Para suster Hadid telah menggunakan status selebriti dan identitas grosir baju murah online Muslim mereka untuk berbicara menentang retorika anti-imigran dan anti-Islam yang dirasakan dari kampanye presiden Donald Trump dan upaya legislatif untuk mengekang imigrasi dan perjalanan dari negara-negara mayoritas Muslim. Dalam membuat diri mereka terlihat sebagai Muslim, Hadid – yang gaya pribadi dan tugas modeling profesionalnya tidak mengasosiasikan mereka dengan pakaian sederhana – segera memperluas persepsi tentang seperti apa seorang wanita Muslim.

grosir baju murah online

Ketika merek-merek sederhana ceruk menyeberang ke arus utama dan karena sektor mode dan gaya hidup arus utama menargetkan konsumen Muslim, akan lebih sulit untuk mendamaikan masyarakat dengan persaingan. Sampai saat ini, sektor ini terkenal karena etiket rasa hormat dan kolaborasi dalam mendukung orang lain untuk mendorong mode sederhana dan nilai-nilai terkaitnya.

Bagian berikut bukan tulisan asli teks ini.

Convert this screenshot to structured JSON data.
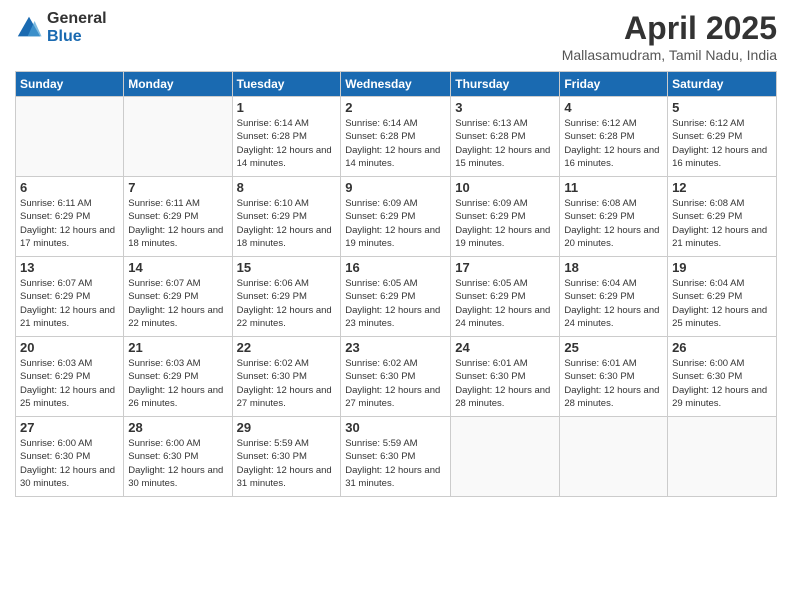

Dengan desainer “dalam negeri” dari dalam komunitas Muslim grosir baju murah tangan pertama sekarang menghadapi persaingan dari merek global – apakah abaya Dolce & Gabbana atau Pro Hijab Nike – persaingan lebih ditandai karena taruhannya semakin tinggi. Infrastruktur mode sederhana global dari pekan mode sederhana yang bersaing, pameran, dan pameran telah berkembang dari apa yang dulunya merupakan pertemuan sederhana yang dikelola komunitas.

Pertumbuhan ini telah menciptakan peluang baru dalam industri fashion bagi umat Islam dan bagi mereka yang memahami budaya Muslim. Perkiraan melonjaknya pengeluaran Muslim untuk fashion dan fashion sederhana tidak muncul begitu saja: Transisi dari menghindari konsumen Muslim menjadi merayu mereka telah dipupuk oleh pemasar profesional yang telah mengidentifikasi Muslim sebagai segmen konsumen global.

Pada awal 2018, pengecer Inggris Marks & Spencer (M&S) memutuskan untuk memasukkan “pakaian sederhana” sebagai kategori pencarian online dan menerima beberapa tanggapan negatif. Ketika M&S mulai menjual burkini dua tahun sebelumnya, kontroversi mengenai pakaian tersebut. Kali ini, pakaian — yang dipilih dari lini yang ada — bukanlah masalahnya: itu adalah istilahnya.

Banyak komentator wanita menyambut lengan panjang atau garis leher grosir baju murah online muslim yang lebih tinggi (sesuai untuk pekerjaan atau usia). Yang kurang disambut adalah kesimpulan bahwa bentuk pakaian lain — dan wanita yang memakainya — tidak sopan. Seperti yang diduga beberapa orang, optimasi mesin pencari dan bukan ideologi agama yang mendorong keputusan tersebut: M&S menegaskan bahwa “‘mode sederhana’ adalah istilah pencarian yang semakin populer.”

Transisi dari ciuman pemasaran kematian ke grosir baju murah online kategori komersial yang berharga melalui gemerincing mesin kasir, bahasa kesopanan sekarang sepenuhnya dimonetisasi. Tetapi jika merek fesyen arus utama terus mengejar konsumen Muslim, seiring pasar yang semakin matang, merek perlu mendengarkan pakar pemasaran yang menyarankan mereka untuk belajar “berpikir halal, bertindak lokal.”